Además, se presentaron 262 acusaciones, se destruyeron 9.179 tragaperras (traganíqueles como son conocidas en el país del norte de Sudamérica), 101 mesas de juego, 23.190 tarjetas electrónicas y siete ruletas. Estas actuaciones se desarrollaron en un total de 16 estados venezolanos.

Las cifras las expuso la directora de Legitimación contra Capitales, Delitos Financieros y Económicos, Emilse Ramos, en un conocido programa de radio. Se refirió esta a los delitos económicos y financieros, explicando que, por regla general, tienen que ver con la apropiación de recursos pertenecientes a una institución financiera. Otra infracción repetida, dijo, es la de hacer una transferencia sin permiso del titular. La pena en este caso es de 8 a 10 años de prisión.

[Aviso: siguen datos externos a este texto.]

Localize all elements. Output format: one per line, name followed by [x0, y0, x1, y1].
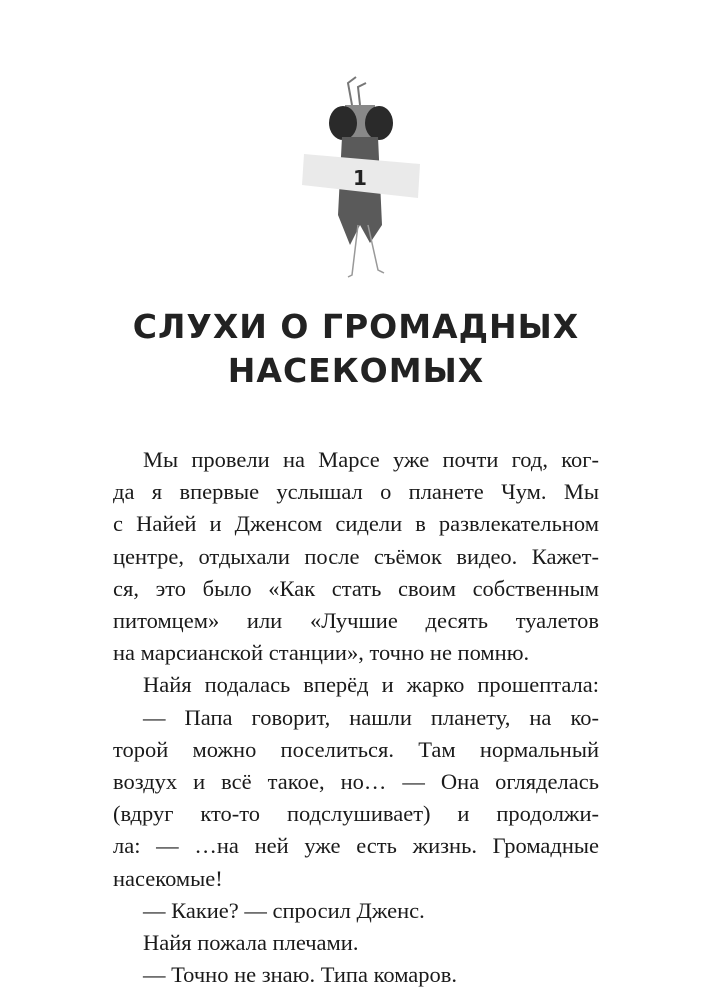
- text-line: (вдруг кто-то подслушивает) и продолжи-: [113, 801, 599, 827]
- text-line: Найя пожала плечами.: [143, 930, 359, 956]
- text-line: — Точно не знаю. Типа комаров.: [143, 962, 458, 988]
- text-line: воздух и всё такое, но… — Она огляделась: [113, 769, 599, 795]
- text-line: с Найей и Дженсом сидели в развлекательном: [113, 511, 599, 537]
- chapter-title-line: СЛУХИ О ГРОМАДНЫХ: [132, 307, 580, 346]
- chapter-number: 1: [353, 166, 367, 190]
- chapter-illustration-insect: [290, 75, 430, 285]
- chapter-title: [0, 305, 712, 393]
- text-line: — Папа говорит, нашли планету, на ко-: [143, 704, 599, 730]
- text-line: центре, отдыхали после съёмок видео. Кажет-: [113, 543, 599, 569]
- chapter-body-text: [113, 444, 599, 991]
- insect-icon: [290, 75, 430, 285]
- text-line: ся, это было «Как стать своим собственным: [113, 575, 599, 601]
- text-line: насекомые!: [113, 865, 223, 891]
- text-line: да я впервые услышал о планете Чум. Мы: [113, 479, 599, 505]
- text-line: Мы провели на Марсе уже почти год, ког-: [143, 447, 599, 472]
- text-line: торой можно поселиться. Там нормальный: [113, 736, 599, 762]
- text-line: на марсианской станции», точно не помню.: [113, 640, 530, 666]
- text-line: ла: — …на ней уже есть жизнь. Громадные: [113, 833, 599, 859]
- text-line: Найя подалась вперёд и жарко прошептала:: [143, 672, 599, 698]
- text-line: питомцем» или «Лучшие десять туалетов: [113, 608, 599, 634]
- chapter-title-line: НАСЕКОМЫХ: [227, 351, 485, 390]
- text-line: — Какие? — спросил Дженс.: [143, 897, 425, 923]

La Unidad de Peritaje del Ministerio Público, del cual depende la dependencia dirigida por Ramos, une sus fuerzas con la Unidad Nacional de Inteligencia para inquirir acerca de los movimientos bancarios de aquellas personas que puedan ser sospechosas de delitos económicos como los reseñados anteriormente.

La Ley para el Control de los Casinos, Salas de Bingo y Máquinas Traganíqueles

La legislación que da título a este apartado es la encargada, entre otras funciones, de cerrar casinos clandestinos y destruir máquinas tragamonedas. Para tan ardua labor se creó la Comisión Nacional de Casinos, Bingos y Máquinas Traganíqueles.

La destrucción de las tragamonedas se llevó a cabo al amparo del Plan Nacional de Destrucción de Máquinas Traganíqueles, pergeñado por la Dirección General contra la Delincuencia Organizada del Ministerio Público.

En la actualidad, subrayó Ramos, solo disponen de autorización ocho salas de bingo, todas en el estado de Nueva Esparta. Permisos concedidos por estar emplazado en una zona eminentemente turística.

Formación para luchar contra el juego ilegal

Otra de las medidas tomadas en los últimos tiempos en aras de terminar con la lacra de la corrupción es la continua formación establecida a través de la Escuela Nacional de Fiscales. Se han llevado a cabo, señaló Ramos, talleres y cursos con el propósito de que los fiscales se pongan al día en lo que tiene que ver con delitos crematísticos y bancarios.

Al igual que en otros países americanos como México, Argentina o Panamá, el Gobierno de Venezuela también se muestra decidido a desterrar la corrupción del sector. Con paso firme deberá continuar por este camino. Sin tapujos. Enviando un mensaje claro y severo a todos los que siguen entendiendo el juego como un espacio pintiparado para desplegar las redes de sus negocios ilícitos.